Proper handling of own file format in Java


I have to create an custom file format (byte-based) for an Android-Application. The formats main purpose is to save an AES encrypted file (byte data), and some metadata, which is needed to decrypt it (such as IV, Salt and several application settings).

I have several questions on how to design and implement this:

  1. What are mandatory fields in the file?

The current idea is to start off with 4 Bytes of a Magic Number, then Version Number of the format. This is followed by the IV and Salt. Then i would include a checksum of the first 4kb of the original (unencrypted) data, so i can quickly decrypt just the first 4kb and check if the key provided was the correct one. Then a checksum of the whole original (unencrypted) data so i can check the whole file too. This is it for the header. (Do i need length of ((un)encrypted) data? Offset to data? A checksum for the whole (header + body) file?)

For the body (which is now encrypted) i would like to add the original file name and the extension (how much bytes should be used for this?). Then the original file.

  1. What is the best way to read/write such byte based files in Java?

The two main methods i found are ByteArrayOutputStreams and RandomAccessFiles. With the first option i am missing the seek option, like how is it possible to write at a specific position (i.e. for the checksum)? The second one seems to work well, but maybe there are better solutions available.


Solution

  • For my H2 database, I implemented a file system abstraction, with multiple filesystem implementations, including an encrypted file. There are many other file system implementations, for example a cache wrapper, and so on.

    I would use XTS (XEX-based tweaked-codebook mode with ciphertext stealing), this is what I implemented. It allows random access reads and writes, and is not much slower than pure AES.

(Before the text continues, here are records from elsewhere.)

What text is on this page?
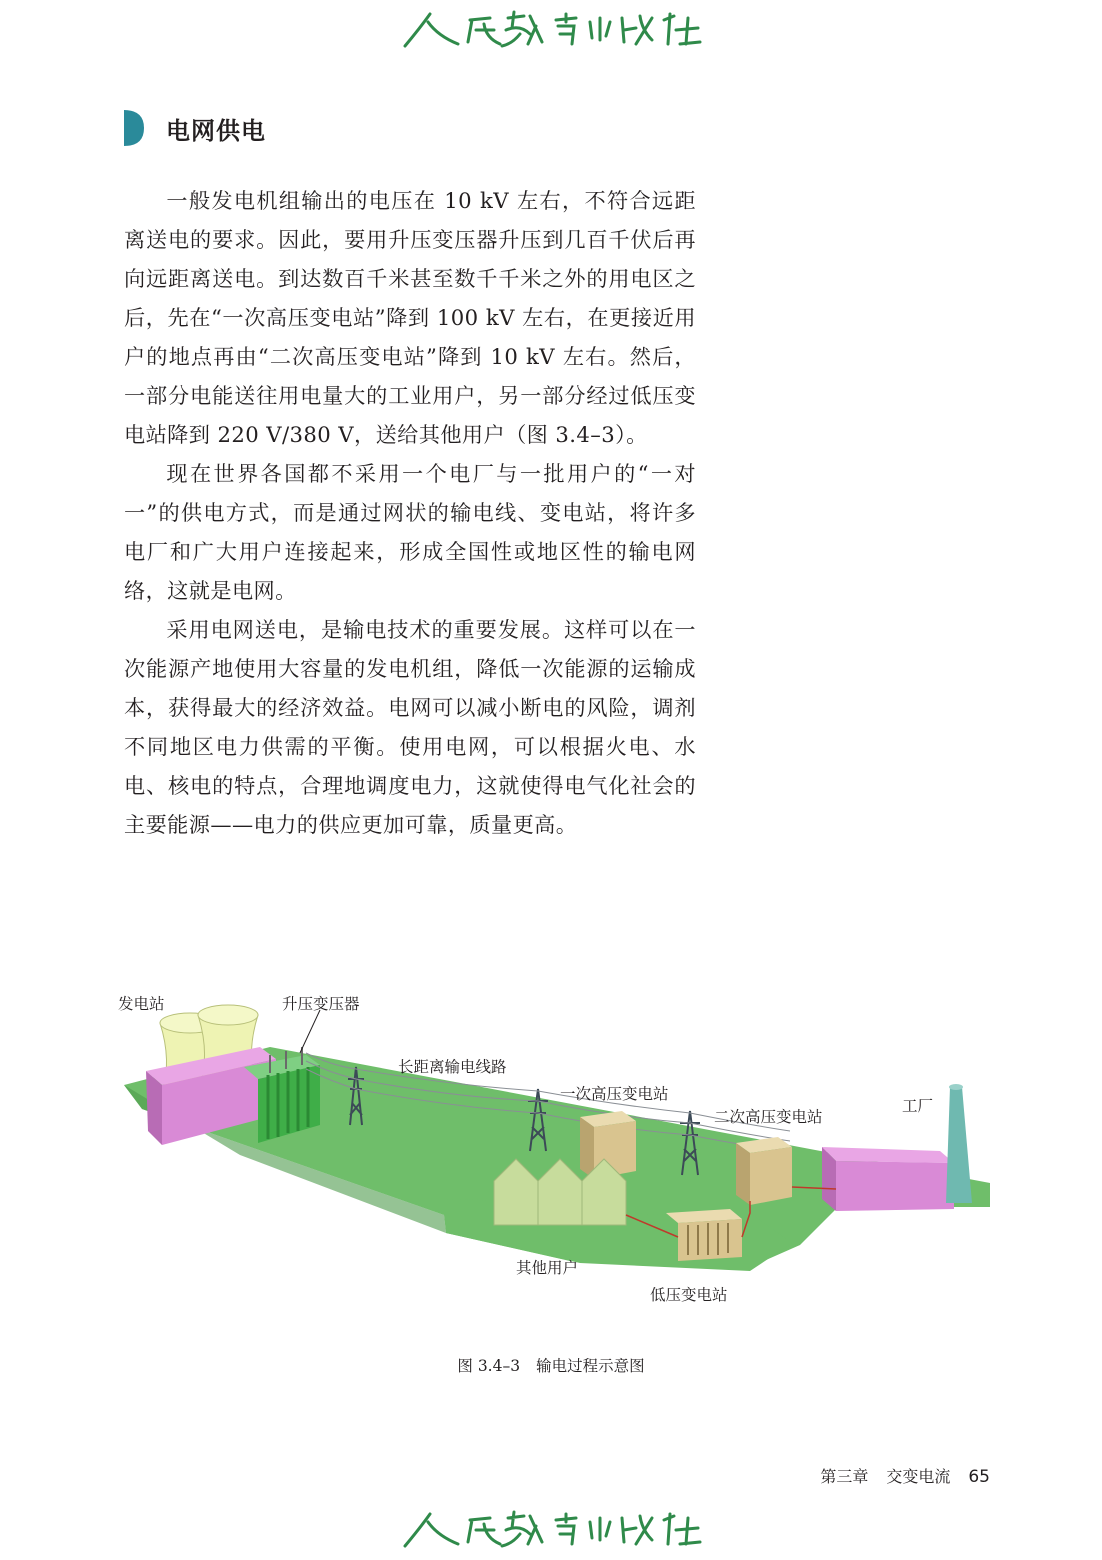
电网供电

一般发电机组输出的电压在 10 kV 左右，不符合远距离送电的要求。因此，要用升压变压器升压到几百千伏后再向远距离送电。到达数百千米甚至数千千米之外的用电区之后，先在“一次高压变电站”降到 100 kV 左右，在更接近用户的地点再由“二次高压变电站”降到 10 kV 左右。然后，一部分电能送往用电量大的工业用户，另一部分经过低压变电站降到 220 V/380 V，送给其他用户（图 3.4–3）。

现在世界各国都不采用一个电厂与一批用户的“一对一”的供电方式，而是通过网状的输电线、变电站，将许多电厂和广大用户连接起来，形成全国性或地区性的输电网络，这就是电网。

采用电网送电，是输电技术的重要发展。这样可以在一次能源产地使用大容量的发电机组，降低一次能源的运输成本，获得最大的经济效益。电网可以减小断电的风险，调剂不同地区电力供需的平衡。使用电网，可以根据火电、水电、核电的特点，合理地调度电力，这就使得电气化社会的主要能源——电力的供应更加可靠，质量更高。

发电站	升压变压器
长距离输电线路
一次高压变电站
二次高压变电站
工厂
其他用户
低压变电站
图 3.4–3 输电过程示意图
第三章 交变电流 65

    The header you suggest sounds good to me: magic number, then version number of the format. I combined magic number and version number (a different version results in a different magic number). With XTS, an IV is not needed. Salt, I would use plenty, for example 8 bytes. I also stored the hash iterations to hash the password, I used PBKDF2 for that. I think using something like PBKDF2 is important.

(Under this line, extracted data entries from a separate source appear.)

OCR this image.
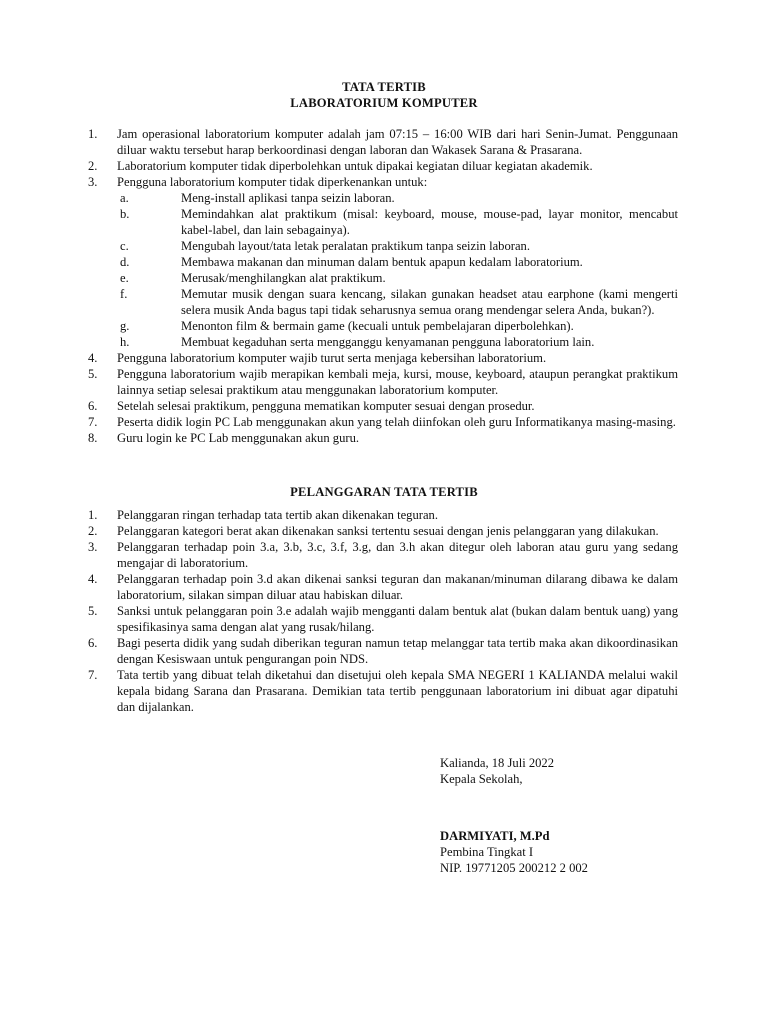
TATA TERTIB
LABORATORIUM KOMPUTER
1.	Jam operasional laboratorium komputer adalah jam 07:15 – 16:00 WIB dari hari Senin-Jumat. Penggunaan diluar waktu tersebut harap berkoordinasi dengan laboran dan Wakasek Sarana & Prasarana.
2.	Laboratorium komputer tidak diperbolehkan untuk dipakai kegiatan diluar kegiatan akademik.
3.	Pengguna laboratorium komputer tidak diperkenankan untuk:
a.	Meng-install aplikasi tanpa seizin laboran.
b.	Memindahkan alat praktikum (misal: keyboard, mouse, mouse-pad, layar monitor, mencabut kabel-label, dan lain sebagainya).
c.	Mengubah layout/tata letak peralatan praktikum tanpa seizin laboran.
d.	Membawa makanan dan minuman dalam bentuk apapun kedalam laboratorium.
e.	Merusak/menghilangkan alat praktikum.
f.	Memutar musik dengan suara kencang, silakan gunakan headset atau earphone (kami mengerti selera musik Anda bagus tapi tidak seharusnya semua orang mendengar selera Anda, bukan?).
g.	Menonton film & bermain game (kecuali untuk pembelajaran diperbolehkan).
h.	Membuat kegaduhan serta mengganggu kenyamanan pengguna laboratorium lain.
4.	Pengguna laboratorium komputer wajib turut serta menjaga kebersihan laboratorium.
5.	Pengguna laboratorium wajib merapikan kembali meja, kursi, mouse, keyboard, ataupun perangkat praktikum lainnya setiap selesai praktikum atau menggunakan laboratorium komputer.
6.	Setelah selesai praktikum, pengguna mematikan komputer sesuai dengan prosedur.
7.	Peserta didik login PC Lab menggunakan akun yang telah diinfokan oleh guru Informatikanya masing-masing.
8.	Guru login ke PC Lab menggunakan akun guru.
PELANGGARAN TATA TERTIB
1.	Pelanggaran ringan terhadap tata tertib akan dikenakan teguran.
2.	Pelanggaran kategori berat akan dikenakan sanksi tertentu sesuai dengan jenis pelanggaran yang dilakukan.
3.	Pelanggaran terhadap poin 3.a, 3.b, 3.c, 3.f, 3.g, dan 3.h akan ditegur oleh laboran atau guru yang sedang mengajar di laboratorium.
4.	Pelanggaran terhadap poin 3.d akan dikenai sanksi teguran dan makanan/minuman dilarang dibawa ke dalam laboratorium, silakan simpan diluar atau habiskan diluar.
5.	Sanksi untuk pelanggaran poin 3.e adalah wajib mengganti dalam bentuk alat (bukan dalam bentuk uang) yang spesifikasinya sama dengan alat yang rusak/hilang.
6.	Bagi peserta didik yang sudah diberikan teguran namun tetap melanggar tata tertib maka akan dikoordinasikan dengan Kesiswaan untuk pengurangan poin NDS.
7.	Tata tertib yang dibuat telah diketahui dan disetujui oleh kepala SMA NEGERI 1 KALIANDA melalui wakil kepala bidang Sarana dan Prasarana. Demikian tata tertib penggunaan laboratorium ini dibuat agar dipatuhi dan dijalankan.
Kalianda, 18 Juli 2022
Kepala Sekolah,
DARMIYATI, M.Pd
Pembina Tingkat I
NIP. 19771205 200212 2 002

    I made the header 4096 bytes long, to match the block size of regular file systems. This should improve performance if you read and write with a fixed block size. I didn't use any checksum, as my underlying (unencrypted) file has a checksum. I think that's good enough, and maybe a bit more secure than to store an unencrypted checksum of the unencrypted data, but I'm not sure.

    As for the API, using ByteBuffer or byte[] is both fine. With ByteBuffer, supporting memory mapped files is simpler.